如何将自定义类型数组传递给Postgres函数
问题描述:
我有一个自定义类型
CREATE TYPE mytype as (id uuid, amount numeric(13,4));
我想将其传递给具有以下签名的函数:
I want to pass it to a function with the following signature:
CREATE FUNCTION myschema.myfunction(id uuid, mytypes mytype[])
RETURNS BOOLEAN AS...
如何在postgres查询中以及不可避免地从PHP中调用它?
How can I call this in postgres query and inevitably from PHP?
答
You can use the alternative syntax with a string literal instead of the array constructor, which is a Postgres function-like construct and may cause trouble when you need to pass values - like in a prepared statement:
SELECT myschema.myfunc('0d6311cc-0d74-4a32-8cf9-87835651e1ee'
, '{"(0d6311cc-0d74-4a32-8cf9-87835651e1ee, 25)"

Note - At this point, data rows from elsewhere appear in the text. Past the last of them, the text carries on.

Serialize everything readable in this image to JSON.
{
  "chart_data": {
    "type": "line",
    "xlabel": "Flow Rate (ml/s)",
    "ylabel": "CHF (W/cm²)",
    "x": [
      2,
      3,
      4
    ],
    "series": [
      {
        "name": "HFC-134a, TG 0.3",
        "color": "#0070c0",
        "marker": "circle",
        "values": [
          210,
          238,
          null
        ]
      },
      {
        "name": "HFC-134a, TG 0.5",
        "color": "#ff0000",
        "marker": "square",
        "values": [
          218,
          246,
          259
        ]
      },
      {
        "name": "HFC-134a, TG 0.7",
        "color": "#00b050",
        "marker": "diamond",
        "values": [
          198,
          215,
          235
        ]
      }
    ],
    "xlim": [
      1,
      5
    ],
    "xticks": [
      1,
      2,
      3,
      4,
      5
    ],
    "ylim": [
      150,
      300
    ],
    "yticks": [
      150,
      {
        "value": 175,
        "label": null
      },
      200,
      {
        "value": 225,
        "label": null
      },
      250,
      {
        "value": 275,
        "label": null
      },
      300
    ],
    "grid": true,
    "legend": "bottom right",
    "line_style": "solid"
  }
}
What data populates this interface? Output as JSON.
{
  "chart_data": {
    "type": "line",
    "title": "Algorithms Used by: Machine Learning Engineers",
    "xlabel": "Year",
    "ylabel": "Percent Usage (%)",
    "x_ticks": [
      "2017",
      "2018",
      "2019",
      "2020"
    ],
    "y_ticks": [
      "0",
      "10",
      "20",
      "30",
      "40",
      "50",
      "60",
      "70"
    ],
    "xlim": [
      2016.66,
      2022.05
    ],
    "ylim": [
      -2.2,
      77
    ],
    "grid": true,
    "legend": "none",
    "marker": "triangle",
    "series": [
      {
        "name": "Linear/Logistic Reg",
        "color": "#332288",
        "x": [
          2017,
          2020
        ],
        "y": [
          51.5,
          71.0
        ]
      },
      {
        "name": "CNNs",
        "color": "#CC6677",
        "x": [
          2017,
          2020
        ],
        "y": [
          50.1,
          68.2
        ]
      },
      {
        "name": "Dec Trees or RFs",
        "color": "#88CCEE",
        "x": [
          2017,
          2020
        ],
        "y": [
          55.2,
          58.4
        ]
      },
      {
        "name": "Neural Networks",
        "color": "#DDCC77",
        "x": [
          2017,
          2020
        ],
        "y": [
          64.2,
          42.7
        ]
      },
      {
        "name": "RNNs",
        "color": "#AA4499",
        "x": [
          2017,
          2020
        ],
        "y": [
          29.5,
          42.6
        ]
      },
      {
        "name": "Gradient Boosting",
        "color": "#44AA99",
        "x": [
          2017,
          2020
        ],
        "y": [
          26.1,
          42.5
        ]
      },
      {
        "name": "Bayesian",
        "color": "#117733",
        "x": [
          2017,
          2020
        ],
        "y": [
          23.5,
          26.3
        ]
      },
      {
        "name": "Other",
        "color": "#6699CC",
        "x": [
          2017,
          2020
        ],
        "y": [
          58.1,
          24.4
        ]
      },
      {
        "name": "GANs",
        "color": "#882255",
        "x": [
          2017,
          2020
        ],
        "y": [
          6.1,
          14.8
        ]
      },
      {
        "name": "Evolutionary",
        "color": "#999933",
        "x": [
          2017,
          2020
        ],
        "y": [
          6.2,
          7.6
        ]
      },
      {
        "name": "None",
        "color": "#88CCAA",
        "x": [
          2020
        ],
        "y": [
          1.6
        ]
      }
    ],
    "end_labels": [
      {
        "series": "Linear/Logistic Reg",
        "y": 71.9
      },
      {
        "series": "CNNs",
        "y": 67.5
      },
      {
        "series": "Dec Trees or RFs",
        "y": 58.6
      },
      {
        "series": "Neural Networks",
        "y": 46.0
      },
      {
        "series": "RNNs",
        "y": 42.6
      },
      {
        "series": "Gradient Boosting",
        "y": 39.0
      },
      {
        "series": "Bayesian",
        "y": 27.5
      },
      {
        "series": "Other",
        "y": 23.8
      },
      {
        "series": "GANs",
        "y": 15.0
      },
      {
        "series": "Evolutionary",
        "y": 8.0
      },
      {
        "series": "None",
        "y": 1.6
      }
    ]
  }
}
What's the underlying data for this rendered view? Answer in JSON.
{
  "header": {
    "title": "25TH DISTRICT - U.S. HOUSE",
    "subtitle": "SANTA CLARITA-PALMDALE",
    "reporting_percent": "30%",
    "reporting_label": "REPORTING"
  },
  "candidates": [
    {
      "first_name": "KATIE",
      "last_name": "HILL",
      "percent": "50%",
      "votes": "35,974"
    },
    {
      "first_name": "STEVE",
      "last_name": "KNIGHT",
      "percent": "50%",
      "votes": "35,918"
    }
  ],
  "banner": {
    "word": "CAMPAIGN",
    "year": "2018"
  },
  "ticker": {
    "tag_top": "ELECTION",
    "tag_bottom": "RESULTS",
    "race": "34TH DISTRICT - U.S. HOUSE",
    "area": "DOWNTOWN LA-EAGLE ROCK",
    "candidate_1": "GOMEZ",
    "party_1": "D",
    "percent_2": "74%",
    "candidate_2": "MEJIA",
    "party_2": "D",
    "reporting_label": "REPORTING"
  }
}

, "(6449fb3b-844e-440e-8973-31eb6bbefc81, 10)"}'::mytype[]);
我在数组的两个行类型之间添加了一个换行符,以在此处显示.没关系.
I added a line break between the two row types in the array for display here. That's legal.
这是一个演示:
CREATE TEMP TABLE mytype (id uuid, amount numeric(13,4));
INSERT INTO mytype VALUES
('0d6311cc-0d74-4a32-8cf9-87835651e1ee', 25)
,('6449fb3b-844e-440e-8973-31eb6bbefc81', 10);
SELECT ARRAY(SELECT m FROM mytype m);
返回:
{"(0d6311cc-0d74-4a32-8cf9-87835651e1ee,25.0000)","(6449fb3b-844e-440e-8973-31eb6bbefc81,10.0000)"}
应该注意,任何表(包括临时表)都隐式地创建相同名称的行类型.
It should be noted that any table (including temporary tables) implicitly creates a row type of the same name.